Understanding solar

The Australian Government has recently launched a guide for households and small businesses interested in rooftop solar and batteries, which you may find helpful when understanding solar and what it can do for you.

Solar Accreditation Australia has an important role to play in helping consumers’ understanding solar and how SAA-accredited solar designers and installers can assist. We have put together the following information to help you navigate the process of having solar panels installed. If you have any questions, your local SAA-accredited solar experts will be happy to answer them.

Young teacher with solar panel teaching pupils understanding solar energy.

What is solar energy?

Solar energy is a clean and sustainable option for power compared to fossil fuels. It works by using solar panels, also known as photovoltaic (PV) panels, to turn sunlight into electricity. In a standard solar power setup, these panels convert sunlight into direct current (DC) electricity. Then, inverters change this power into alternating current (AC), which can be added to the electricity grid.
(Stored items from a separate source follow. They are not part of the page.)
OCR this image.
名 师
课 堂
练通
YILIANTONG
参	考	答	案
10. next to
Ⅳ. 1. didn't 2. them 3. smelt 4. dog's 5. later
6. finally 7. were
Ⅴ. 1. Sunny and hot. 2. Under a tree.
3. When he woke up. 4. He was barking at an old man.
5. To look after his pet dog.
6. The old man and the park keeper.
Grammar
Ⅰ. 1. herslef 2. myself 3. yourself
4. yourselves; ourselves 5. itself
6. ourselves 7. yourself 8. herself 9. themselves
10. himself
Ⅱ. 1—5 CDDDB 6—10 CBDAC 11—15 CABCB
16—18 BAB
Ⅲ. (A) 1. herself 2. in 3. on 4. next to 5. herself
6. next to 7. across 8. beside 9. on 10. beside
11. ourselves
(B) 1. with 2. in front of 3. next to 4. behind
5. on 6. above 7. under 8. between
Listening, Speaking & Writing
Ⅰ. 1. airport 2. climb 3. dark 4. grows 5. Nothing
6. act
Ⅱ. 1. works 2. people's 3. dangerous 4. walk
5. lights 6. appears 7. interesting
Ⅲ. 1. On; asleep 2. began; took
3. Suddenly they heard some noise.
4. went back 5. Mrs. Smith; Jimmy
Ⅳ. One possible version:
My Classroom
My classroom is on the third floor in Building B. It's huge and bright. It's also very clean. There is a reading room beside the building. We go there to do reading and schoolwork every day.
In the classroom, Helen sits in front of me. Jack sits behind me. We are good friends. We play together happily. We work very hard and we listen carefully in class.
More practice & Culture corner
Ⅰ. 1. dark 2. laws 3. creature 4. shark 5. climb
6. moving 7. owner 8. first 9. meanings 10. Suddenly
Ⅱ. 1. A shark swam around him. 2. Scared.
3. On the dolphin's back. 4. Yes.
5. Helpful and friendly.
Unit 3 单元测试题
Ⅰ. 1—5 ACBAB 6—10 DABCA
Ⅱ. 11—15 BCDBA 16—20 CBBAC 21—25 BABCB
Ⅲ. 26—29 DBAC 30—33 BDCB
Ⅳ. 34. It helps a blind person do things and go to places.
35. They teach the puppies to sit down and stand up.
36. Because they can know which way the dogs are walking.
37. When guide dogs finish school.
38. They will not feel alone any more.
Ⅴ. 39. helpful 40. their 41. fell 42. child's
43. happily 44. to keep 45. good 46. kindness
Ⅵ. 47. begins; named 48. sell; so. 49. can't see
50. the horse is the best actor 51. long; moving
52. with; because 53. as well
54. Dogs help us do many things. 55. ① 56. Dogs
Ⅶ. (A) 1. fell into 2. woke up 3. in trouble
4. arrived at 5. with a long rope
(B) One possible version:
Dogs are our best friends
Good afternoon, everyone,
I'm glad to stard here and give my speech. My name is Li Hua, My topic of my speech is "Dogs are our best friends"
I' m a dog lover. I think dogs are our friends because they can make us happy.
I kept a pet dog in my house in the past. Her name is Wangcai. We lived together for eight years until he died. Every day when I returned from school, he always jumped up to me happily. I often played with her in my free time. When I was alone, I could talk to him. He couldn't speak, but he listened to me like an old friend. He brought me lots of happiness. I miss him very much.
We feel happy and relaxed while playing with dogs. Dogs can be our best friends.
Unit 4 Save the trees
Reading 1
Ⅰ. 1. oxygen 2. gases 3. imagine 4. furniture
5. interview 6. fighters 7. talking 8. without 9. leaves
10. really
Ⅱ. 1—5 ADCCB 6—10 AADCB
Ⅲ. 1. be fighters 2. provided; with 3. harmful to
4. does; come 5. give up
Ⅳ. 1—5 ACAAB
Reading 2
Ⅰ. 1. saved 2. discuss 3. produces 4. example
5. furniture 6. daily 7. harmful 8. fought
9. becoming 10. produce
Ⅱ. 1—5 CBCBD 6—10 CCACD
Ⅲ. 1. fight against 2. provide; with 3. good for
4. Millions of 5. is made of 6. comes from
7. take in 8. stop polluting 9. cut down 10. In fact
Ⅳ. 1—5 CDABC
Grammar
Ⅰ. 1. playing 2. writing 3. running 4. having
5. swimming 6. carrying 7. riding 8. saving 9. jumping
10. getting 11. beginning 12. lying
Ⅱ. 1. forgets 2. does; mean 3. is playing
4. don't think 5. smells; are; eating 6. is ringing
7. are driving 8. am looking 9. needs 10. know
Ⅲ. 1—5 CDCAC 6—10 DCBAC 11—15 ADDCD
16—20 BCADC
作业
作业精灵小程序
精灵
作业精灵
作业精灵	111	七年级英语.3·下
According to Australian government data, in 2022, solar power provided 14% of Australia’s electricity. Rooftop solar generation installed by homeowners and businesses grew 18% in 2022, and by an average of 22% per year since 2015. Large-scale solar generation – sometimes called solar farms, solar power plants or utility-scale solar – provided 5% of all Australian electricity generation in 2022.

Choosing solar power for your home

The key to understanding solar is to figure out your energy needs. If you want to use solar energy and save money, start by checking your old electricity bills. Find the average amount of electricity you use each month, measured in kilowatt-hours (kWh). For example, if you use around 1000 kWh per month, you'll need solar panels that can generate at least that much electricity. If you're unsure, ask a solar expert for advice.

Check your roof. The size and direction of your roof matter when picking solar panels. The size decides how many panels you can have, while the direction affects how well they work. In Australia, panels facing north work best, but east and west-facing ones can also work well. If you want an in-depth assessment, ask a solar expert for guidance.

Set your budget. Make sure to find solar panels that give you good value for your money. The Australian government offers a rebate that can assist with the cost of installing solar at your property Depending on where you live, you might get more funding. Your Solar Accreditation Australia-accredited expert can tell you about this. Alternatively, you can check with you state or territory government website for further information on rebate schemes.

Check solar brands. To get a federal government rebate, make sure your solar panels are on the approved product list. Your solar expert can help you choose a trustworthy brand that will meet your requirements.

Get quotes. Get quotes from at least three different solar installers and make sure they are accredited by Solar Accreditation Australia. This helps you find the best price for your solar system and ensures that your installer is enrolled in a continuing professional development scheme to stay up to date with best practice.

A house with solar panels on its roof. Grey sky.

Installation and maintenance

The Australian Standards for solar installation requires you are given documentation for your system to ensure you are understanding solar. Your solar installer will give you information on how to safely turn your system on and off and who to contact for warranties. This is also important for anyone servicing your system. To keep your system working well, it's recommended your solar panels are serviced at least once every two years. Your solar installer will provide a schedule for maintenance.